Une tempête politique secoue l'Europe suite aux récentes menaces de Donald Trump concernant l'imposition de droits de douane. Emmanuel Macron, en tête du mouvement, a promis une réponse collective et déterminée des nations européennes face à cette provocation.
Le Premier ministre suédois, Ulf Kristerson, a été parmi les premiers à réagir, affirmant : "Nous ne laisserons personne nous extorquer. Seuls le Danemark et le Groenland peuvent décider des affaires qui les concernent. Je défendrai toujours mon pays et nos alliés". Une déclaration qui illustre le besoin d'une position ferme et unie de la part des pays nordiques.
De son côté, Emmanuel Macron a renforcé cette position en déclarant : "Aucune intimidation, ni menace ne parviendront à nous influencer, que ce soit en Ukraine ou au Groenland. Nous ne laisserons pas de telles manœuvres impunies.”
Une spirale dangereuse pour les relations transatlantiques
Au Royaume-Uni, comme en Allemagne, tant le gouvernement que l'opposition s'accordent à dénoncer cette dérive, la présidente de la Commission européenne, Ursula von der Leyen, soulignant les conséquences dévastatrices potentielles que de telles sanctions pourraient engendrer : "Les droits de douane pourraient compromettre nos relations transatlantiques et ouvrir la voie à une spirale négative sans précédent."

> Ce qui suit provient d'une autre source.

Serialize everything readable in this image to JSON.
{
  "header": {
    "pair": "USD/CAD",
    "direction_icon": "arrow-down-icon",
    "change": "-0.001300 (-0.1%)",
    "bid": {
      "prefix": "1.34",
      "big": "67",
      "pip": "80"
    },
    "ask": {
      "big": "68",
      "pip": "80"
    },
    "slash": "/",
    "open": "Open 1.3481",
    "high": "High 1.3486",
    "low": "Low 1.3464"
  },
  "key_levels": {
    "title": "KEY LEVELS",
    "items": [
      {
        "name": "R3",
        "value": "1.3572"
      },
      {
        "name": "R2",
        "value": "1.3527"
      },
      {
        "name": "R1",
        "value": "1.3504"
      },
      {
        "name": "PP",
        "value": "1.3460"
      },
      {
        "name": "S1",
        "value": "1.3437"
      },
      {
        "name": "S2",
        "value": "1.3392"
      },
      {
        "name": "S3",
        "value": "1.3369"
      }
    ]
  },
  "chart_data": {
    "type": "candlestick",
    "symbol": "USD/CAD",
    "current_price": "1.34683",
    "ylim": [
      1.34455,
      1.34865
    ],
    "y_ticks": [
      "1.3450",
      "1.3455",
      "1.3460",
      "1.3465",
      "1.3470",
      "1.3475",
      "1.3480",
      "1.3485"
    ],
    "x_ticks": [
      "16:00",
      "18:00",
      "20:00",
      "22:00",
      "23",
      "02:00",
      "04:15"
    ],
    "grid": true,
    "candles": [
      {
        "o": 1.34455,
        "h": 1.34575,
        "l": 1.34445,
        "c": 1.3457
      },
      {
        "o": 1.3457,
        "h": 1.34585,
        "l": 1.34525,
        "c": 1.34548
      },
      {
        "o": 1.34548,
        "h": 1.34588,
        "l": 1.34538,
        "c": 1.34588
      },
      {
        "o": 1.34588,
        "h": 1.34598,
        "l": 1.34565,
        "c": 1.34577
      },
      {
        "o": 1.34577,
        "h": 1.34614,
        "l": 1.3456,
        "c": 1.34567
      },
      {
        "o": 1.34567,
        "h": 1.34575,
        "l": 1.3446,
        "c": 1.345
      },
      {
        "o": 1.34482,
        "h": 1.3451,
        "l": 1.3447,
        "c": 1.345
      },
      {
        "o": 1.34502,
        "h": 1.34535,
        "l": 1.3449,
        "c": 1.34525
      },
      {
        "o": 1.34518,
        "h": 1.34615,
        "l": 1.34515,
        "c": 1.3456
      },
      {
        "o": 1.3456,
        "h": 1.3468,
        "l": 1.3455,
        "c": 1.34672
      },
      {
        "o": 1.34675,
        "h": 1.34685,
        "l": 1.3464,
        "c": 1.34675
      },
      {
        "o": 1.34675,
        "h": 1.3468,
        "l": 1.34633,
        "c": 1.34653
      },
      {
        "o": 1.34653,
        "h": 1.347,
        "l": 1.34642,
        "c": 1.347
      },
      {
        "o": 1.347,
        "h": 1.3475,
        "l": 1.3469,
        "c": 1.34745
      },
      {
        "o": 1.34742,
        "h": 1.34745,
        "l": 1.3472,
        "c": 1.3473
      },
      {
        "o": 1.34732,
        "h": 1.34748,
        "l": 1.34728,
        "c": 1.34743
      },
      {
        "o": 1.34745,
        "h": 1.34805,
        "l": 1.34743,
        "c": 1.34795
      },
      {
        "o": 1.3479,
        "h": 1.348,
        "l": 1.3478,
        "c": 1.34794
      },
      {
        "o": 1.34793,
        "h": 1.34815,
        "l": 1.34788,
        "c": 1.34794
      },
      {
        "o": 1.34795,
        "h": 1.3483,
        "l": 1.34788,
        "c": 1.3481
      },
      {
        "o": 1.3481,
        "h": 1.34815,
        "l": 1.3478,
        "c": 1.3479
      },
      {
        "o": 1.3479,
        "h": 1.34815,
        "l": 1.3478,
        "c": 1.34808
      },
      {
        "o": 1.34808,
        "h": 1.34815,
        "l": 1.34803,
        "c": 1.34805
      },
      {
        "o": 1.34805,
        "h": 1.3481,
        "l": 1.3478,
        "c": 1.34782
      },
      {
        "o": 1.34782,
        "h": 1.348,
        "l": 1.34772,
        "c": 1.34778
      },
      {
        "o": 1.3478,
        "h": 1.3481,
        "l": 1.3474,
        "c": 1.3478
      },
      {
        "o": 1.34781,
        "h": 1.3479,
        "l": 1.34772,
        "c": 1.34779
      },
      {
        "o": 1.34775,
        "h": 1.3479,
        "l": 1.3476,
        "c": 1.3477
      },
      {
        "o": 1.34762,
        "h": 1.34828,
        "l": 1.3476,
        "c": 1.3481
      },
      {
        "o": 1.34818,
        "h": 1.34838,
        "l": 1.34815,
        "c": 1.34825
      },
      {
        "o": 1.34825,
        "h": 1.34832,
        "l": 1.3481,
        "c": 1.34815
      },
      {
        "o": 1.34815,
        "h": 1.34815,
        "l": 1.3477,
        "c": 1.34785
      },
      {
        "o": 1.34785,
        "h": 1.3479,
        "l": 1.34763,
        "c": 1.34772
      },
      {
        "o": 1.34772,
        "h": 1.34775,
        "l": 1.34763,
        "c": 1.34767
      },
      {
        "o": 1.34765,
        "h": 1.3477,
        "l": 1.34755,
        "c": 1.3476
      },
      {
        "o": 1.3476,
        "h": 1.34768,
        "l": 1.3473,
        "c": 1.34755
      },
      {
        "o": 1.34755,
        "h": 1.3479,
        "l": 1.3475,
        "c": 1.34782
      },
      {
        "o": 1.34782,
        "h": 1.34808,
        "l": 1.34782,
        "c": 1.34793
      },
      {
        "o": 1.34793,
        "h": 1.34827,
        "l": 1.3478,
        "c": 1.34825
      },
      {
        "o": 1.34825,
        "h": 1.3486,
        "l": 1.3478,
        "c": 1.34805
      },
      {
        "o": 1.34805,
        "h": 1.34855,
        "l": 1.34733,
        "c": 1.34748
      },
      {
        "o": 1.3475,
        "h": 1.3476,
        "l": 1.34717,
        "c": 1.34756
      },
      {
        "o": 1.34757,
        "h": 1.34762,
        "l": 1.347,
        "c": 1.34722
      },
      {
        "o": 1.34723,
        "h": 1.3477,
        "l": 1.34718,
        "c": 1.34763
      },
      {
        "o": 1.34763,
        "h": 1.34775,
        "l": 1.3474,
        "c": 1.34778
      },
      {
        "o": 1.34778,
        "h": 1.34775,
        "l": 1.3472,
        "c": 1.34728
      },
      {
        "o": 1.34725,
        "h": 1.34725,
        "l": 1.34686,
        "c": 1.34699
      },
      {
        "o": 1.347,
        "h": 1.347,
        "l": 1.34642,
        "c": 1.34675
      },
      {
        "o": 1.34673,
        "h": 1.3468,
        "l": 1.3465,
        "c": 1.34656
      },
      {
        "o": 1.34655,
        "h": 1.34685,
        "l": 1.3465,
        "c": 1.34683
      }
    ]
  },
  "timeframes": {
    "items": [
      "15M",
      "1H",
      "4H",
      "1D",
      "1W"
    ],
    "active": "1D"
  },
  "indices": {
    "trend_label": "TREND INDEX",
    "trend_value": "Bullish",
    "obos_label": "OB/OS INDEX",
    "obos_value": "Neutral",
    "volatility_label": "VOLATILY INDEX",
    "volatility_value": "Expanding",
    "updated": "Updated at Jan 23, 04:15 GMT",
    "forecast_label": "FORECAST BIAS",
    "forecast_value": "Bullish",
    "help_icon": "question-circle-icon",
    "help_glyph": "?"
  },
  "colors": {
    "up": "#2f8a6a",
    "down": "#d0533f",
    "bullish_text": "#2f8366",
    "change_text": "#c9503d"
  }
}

En outre, le Danemark a exprimé sa surprise face à ces nouvelles mesures de pression, rappelant que la mission militaire européenne déployée au Groenland vise en réalité à établir un climat de sécurité en Arctique. "L'objectif ici est d'assurer une sécurité accrue dans la région, non de créer des tensions", a précisé le ministre des Affaires étrangères danois.
La réunion des ambassadeurs des 27 pays de l'UE prévue pour demain sera cruciale, tandis que le ministre de l'économie français, Roland Lescure, rencontrera son homologue allemand pour discuter de la situation. Des discussions animées sont attendues alors que l'Europe se dresse fièrement face aux menaces transatlantiques.
En somme, cette réponse collective des nations participantes illustre non seulement une solidarité remarquable, mais également une détermination claire à défendre les intérêts européens, comme le souligne l'analyse de Le Monde.